During the regular legislative session that ended May 31, the Trans Lifeline suicide and crisis prevention hotline recorded a 72 percent increase in calls from Texas area codes, compared to May 2020.
The threat to trans children isn’t just from self-harm, either, as advocate and athlete Chris Mosier tweeted in April.
“Every time these politicians have renewed their push for anti-transgender legislation, I have thought about Leon, a 9 year old trans boy whose family had to leave Texas because they felt unsafe (as reported by The Daily Beast), or Libby who has been coming to the Capitol for five years to ask legislators to stop attacking her,” said Ricardo Martinez, CEO of Equality Texas, in a post on Instagram. “I think about Aidelen Evans, Tiffany Thomas, Iris Santos, and Miss Coco Chanel Wortham—all transgender Texans who have tragically lost their lives to violence in 2021.”
It’s only September, and those four names have brought the national toll of transgender murders to at least 36, according to the Human Rights Campaign.
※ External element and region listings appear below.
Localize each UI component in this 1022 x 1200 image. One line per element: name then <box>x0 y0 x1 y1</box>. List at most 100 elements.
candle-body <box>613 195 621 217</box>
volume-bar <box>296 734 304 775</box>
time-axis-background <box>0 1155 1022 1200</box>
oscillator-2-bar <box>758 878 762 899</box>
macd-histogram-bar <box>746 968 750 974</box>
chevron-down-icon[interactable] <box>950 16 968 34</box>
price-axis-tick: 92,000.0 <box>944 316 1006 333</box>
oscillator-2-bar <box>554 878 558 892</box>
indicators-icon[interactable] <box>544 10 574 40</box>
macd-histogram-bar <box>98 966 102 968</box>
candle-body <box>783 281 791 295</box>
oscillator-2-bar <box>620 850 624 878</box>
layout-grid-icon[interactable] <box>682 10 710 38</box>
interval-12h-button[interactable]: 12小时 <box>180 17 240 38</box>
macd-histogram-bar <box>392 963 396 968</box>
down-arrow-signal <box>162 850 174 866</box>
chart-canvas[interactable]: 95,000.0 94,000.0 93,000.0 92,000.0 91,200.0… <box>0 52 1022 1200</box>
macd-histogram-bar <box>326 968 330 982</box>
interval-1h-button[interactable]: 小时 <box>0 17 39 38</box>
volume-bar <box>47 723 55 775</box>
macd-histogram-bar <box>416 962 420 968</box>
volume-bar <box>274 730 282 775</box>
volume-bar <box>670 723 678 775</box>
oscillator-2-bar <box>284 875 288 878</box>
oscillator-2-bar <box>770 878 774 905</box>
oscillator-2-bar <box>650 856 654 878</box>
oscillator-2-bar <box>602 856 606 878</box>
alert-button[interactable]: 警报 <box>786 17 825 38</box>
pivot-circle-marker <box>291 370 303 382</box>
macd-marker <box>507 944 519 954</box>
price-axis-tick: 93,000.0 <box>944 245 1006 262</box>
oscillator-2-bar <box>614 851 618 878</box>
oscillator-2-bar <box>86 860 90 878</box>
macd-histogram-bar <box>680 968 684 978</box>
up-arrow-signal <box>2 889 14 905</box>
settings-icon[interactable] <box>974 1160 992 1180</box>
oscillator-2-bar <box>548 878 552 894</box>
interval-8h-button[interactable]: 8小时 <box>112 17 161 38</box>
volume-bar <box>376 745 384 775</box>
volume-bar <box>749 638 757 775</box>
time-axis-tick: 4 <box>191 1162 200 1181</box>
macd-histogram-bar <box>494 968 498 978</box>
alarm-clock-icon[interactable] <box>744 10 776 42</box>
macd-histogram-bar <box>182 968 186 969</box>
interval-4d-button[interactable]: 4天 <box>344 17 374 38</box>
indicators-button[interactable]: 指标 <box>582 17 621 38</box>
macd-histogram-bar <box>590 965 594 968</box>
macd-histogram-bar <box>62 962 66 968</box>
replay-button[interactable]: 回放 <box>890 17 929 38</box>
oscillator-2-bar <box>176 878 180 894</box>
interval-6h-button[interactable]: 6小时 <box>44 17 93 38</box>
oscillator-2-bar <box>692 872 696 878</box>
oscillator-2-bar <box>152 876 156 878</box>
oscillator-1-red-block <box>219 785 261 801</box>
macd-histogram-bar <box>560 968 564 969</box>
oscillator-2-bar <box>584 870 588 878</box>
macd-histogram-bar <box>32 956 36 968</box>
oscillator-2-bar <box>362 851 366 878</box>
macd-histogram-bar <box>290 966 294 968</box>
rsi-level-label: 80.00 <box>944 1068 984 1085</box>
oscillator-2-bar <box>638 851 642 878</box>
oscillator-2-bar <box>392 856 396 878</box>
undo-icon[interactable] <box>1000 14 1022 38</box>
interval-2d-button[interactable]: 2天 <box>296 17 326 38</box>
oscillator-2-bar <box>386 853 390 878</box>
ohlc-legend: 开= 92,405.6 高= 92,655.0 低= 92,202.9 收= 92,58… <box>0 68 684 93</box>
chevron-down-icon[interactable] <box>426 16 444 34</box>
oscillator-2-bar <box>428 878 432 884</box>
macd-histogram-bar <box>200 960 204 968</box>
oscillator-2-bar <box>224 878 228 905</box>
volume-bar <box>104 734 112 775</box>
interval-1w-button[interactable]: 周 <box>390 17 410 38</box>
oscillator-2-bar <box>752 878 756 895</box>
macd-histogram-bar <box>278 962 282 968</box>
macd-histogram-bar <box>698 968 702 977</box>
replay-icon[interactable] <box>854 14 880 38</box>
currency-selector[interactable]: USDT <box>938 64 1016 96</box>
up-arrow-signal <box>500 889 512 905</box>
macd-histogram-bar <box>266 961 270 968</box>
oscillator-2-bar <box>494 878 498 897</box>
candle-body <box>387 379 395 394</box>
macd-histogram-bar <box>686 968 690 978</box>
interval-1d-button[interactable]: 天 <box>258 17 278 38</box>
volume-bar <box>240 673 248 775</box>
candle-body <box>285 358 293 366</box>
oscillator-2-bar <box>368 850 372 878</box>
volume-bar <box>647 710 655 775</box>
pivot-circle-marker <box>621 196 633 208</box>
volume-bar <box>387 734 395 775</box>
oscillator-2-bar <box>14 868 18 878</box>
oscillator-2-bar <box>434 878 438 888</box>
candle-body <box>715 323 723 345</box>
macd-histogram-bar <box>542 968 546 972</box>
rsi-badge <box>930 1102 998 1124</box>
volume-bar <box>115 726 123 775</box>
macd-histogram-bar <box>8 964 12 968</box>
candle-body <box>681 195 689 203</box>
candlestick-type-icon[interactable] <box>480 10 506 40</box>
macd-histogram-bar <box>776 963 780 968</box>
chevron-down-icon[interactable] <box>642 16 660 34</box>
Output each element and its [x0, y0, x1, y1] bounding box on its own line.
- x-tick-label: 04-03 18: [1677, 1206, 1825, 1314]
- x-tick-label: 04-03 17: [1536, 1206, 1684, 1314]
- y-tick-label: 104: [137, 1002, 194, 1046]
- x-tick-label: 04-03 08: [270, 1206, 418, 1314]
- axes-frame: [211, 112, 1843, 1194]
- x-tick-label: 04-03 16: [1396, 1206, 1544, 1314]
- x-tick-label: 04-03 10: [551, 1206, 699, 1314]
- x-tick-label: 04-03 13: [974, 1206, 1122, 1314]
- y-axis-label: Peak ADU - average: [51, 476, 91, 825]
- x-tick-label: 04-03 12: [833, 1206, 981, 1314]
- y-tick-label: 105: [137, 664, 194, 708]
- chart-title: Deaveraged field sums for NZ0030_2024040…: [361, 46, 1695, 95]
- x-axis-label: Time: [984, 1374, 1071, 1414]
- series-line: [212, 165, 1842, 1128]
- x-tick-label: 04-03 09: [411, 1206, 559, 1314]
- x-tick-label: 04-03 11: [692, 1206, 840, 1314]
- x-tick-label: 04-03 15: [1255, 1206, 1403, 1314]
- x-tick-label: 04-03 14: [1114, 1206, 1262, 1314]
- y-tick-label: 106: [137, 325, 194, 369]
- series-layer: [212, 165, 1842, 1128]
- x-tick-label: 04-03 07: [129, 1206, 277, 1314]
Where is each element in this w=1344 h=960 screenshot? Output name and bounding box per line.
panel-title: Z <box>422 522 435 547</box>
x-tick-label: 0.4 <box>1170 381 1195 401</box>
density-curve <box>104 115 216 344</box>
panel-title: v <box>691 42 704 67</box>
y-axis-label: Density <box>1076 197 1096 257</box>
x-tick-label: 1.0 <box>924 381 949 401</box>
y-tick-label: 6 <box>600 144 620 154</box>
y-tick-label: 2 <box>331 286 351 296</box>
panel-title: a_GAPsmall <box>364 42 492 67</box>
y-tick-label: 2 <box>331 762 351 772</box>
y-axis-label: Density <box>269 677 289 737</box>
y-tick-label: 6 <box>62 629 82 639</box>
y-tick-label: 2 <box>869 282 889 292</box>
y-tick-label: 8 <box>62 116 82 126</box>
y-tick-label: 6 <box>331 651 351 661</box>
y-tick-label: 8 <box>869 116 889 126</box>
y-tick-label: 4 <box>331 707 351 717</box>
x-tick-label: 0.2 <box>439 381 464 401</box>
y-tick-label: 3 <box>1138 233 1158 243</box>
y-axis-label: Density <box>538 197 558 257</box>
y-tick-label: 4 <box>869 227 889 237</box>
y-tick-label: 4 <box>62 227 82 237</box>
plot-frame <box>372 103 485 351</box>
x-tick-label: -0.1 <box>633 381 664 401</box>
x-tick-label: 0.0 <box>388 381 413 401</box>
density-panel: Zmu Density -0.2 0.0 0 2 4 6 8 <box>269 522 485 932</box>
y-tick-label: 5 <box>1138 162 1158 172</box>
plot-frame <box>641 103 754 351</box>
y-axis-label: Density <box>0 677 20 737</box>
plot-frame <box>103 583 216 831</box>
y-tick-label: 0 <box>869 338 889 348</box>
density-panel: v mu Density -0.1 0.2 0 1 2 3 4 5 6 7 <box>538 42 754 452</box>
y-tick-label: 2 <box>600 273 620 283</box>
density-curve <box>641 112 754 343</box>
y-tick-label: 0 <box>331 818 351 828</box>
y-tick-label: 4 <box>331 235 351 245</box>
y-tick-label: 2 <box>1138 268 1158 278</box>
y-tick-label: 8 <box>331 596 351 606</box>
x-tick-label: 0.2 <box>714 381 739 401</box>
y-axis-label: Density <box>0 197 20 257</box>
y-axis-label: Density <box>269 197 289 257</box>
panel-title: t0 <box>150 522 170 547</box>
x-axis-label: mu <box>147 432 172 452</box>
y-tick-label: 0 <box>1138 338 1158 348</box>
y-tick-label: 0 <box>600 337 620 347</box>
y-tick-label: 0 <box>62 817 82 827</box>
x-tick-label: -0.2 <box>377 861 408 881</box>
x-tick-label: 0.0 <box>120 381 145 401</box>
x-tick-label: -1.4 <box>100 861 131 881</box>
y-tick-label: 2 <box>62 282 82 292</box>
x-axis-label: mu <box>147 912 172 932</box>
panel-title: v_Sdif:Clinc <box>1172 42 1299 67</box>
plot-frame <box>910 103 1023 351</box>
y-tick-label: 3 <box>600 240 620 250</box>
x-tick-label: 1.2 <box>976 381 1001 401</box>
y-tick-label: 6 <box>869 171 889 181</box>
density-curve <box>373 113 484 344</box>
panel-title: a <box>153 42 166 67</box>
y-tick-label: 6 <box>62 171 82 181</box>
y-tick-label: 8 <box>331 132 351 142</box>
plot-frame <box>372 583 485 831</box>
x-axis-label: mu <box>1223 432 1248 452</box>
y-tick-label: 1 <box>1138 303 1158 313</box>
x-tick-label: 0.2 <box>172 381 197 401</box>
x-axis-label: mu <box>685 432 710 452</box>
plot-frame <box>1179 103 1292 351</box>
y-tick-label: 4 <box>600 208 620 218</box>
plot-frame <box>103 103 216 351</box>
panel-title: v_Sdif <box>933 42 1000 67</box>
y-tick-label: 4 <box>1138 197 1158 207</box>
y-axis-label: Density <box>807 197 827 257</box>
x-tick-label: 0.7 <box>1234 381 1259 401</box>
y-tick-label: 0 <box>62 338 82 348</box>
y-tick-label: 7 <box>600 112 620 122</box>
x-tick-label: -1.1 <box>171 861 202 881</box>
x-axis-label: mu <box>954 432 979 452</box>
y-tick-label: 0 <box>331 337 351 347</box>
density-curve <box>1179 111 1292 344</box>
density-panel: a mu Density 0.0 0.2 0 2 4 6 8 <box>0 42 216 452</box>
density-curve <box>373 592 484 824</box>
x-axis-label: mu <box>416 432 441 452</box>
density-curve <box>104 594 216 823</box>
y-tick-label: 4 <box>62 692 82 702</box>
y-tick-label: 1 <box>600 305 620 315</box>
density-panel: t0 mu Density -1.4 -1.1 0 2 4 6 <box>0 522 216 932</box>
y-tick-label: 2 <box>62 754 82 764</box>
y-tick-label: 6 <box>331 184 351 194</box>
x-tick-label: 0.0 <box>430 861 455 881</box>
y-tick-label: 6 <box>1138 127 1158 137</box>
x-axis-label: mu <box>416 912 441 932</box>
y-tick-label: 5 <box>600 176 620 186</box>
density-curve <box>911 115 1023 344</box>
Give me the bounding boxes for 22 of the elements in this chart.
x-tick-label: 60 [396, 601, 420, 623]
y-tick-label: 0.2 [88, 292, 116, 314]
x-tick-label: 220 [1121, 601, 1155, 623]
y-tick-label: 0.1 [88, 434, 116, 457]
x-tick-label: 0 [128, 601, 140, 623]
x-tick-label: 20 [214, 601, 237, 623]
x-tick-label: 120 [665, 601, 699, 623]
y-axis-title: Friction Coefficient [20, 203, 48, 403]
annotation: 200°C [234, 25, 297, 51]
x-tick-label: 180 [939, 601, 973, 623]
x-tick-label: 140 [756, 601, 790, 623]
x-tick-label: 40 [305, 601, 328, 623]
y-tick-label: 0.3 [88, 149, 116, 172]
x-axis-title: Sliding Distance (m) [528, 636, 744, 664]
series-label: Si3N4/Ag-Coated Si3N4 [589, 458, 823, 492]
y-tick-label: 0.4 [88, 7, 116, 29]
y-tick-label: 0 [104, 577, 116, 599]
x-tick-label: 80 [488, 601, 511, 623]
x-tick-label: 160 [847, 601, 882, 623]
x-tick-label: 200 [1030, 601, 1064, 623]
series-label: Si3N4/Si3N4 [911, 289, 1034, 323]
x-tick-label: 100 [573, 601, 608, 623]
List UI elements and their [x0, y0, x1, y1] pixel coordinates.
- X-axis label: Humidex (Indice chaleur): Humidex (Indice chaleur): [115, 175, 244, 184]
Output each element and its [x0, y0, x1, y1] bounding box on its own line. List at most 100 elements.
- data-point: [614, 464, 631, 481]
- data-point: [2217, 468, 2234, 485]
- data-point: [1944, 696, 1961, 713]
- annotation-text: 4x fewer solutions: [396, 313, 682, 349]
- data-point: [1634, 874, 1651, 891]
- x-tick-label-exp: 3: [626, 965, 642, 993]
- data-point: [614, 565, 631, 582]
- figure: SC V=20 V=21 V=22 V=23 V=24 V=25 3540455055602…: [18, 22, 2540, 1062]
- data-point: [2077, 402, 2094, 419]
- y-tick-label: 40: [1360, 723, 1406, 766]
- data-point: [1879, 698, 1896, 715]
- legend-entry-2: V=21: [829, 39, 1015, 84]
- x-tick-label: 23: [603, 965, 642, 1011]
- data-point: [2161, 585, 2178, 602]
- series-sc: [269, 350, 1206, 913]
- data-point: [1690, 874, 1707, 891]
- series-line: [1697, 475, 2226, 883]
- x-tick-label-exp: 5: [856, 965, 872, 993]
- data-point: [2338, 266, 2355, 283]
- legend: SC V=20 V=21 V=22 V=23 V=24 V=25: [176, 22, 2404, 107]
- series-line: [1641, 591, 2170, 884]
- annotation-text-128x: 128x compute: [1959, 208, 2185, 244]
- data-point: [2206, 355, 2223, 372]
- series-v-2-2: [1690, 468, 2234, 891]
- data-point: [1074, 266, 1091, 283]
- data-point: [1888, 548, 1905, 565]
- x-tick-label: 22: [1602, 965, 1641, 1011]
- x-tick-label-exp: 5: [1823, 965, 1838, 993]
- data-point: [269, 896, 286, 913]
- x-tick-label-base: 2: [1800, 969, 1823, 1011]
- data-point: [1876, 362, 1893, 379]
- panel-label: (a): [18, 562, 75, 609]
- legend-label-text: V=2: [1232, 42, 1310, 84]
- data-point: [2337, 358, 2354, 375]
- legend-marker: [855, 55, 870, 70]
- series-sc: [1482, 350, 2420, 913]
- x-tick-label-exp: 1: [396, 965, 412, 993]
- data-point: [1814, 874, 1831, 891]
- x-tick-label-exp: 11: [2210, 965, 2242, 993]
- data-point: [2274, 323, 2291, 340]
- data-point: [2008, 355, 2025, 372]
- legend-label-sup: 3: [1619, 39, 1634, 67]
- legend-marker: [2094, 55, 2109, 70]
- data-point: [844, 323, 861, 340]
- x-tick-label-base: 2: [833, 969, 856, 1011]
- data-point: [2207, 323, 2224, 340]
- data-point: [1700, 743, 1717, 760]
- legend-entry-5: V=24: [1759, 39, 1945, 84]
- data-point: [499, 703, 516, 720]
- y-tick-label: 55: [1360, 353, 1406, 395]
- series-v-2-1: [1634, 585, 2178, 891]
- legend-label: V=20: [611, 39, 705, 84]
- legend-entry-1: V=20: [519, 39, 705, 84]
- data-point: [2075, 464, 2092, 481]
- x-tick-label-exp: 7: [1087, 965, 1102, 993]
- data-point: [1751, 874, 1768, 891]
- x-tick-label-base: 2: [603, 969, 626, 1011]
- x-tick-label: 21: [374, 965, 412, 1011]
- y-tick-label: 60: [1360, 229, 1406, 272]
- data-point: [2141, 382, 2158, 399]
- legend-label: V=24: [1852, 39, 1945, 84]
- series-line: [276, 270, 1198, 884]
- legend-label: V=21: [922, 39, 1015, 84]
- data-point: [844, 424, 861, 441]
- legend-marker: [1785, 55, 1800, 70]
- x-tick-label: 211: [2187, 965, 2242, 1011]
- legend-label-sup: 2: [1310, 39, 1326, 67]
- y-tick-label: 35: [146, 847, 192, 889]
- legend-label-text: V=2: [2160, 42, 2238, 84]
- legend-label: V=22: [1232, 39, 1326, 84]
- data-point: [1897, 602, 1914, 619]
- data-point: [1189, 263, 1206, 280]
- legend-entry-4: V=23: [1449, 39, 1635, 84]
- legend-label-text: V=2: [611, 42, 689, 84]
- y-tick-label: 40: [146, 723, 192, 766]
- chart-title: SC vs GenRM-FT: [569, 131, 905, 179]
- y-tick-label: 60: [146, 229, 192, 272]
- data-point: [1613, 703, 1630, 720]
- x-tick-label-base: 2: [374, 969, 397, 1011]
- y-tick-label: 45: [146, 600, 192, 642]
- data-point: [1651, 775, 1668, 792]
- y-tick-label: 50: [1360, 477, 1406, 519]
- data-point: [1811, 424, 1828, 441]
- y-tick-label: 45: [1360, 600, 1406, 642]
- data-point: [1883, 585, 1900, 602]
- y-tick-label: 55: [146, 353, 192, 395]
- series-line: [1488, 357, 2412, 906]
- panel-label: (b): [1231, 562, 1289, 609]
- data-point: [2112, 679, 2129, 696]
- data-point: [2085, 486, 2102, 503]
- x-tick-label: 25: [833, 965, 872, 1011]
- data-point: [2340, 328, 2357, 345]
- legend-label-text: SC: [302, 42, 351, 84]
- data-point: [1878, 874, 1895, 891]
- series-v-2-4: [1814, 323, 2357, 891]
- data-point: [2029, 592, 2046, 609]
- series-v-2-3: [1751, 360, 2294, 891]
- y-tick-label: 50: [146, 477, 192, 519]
That means 2021 is already on track to match or exceed the horrifying death toll of 2020, when at least 44 individuals identifying as trans were murdered for being who they are. The majority of them were Black women.
Equality Texas has issued a “Free to Be Me” toolkit to protect students’ rights, and suggests allies call Texas House Speaker Dade Phelan, and urge him to not move the anti-trans bills to the floor.
“Trans kids, their parents, trans adults, and allies all across the country are watching in horror as the Texas legislature begins yet another session with trans youth in the crosshairs,” advocate Debi Jackson of Missouri told The Daily Beast. Jackson is raising a transgender daughter, Avery, who has been in the national spotlight since 2014, when Jackson gave an impassioned speech about how she came to accept that her child is transgender and a girl.
“Attacks on the rights and humanity of trans kids have been at an all time high in state after state this year, and we are all scared,” Jackson said. “Even families in ‘safe states’ know that the hate could spread. Our children's mental health is suffering, knowing that elected officials all over our country deem them as unworthy of equal rights. We are angry, exhausted, and praying that the Texas legislature will finally end without adding to the harm.”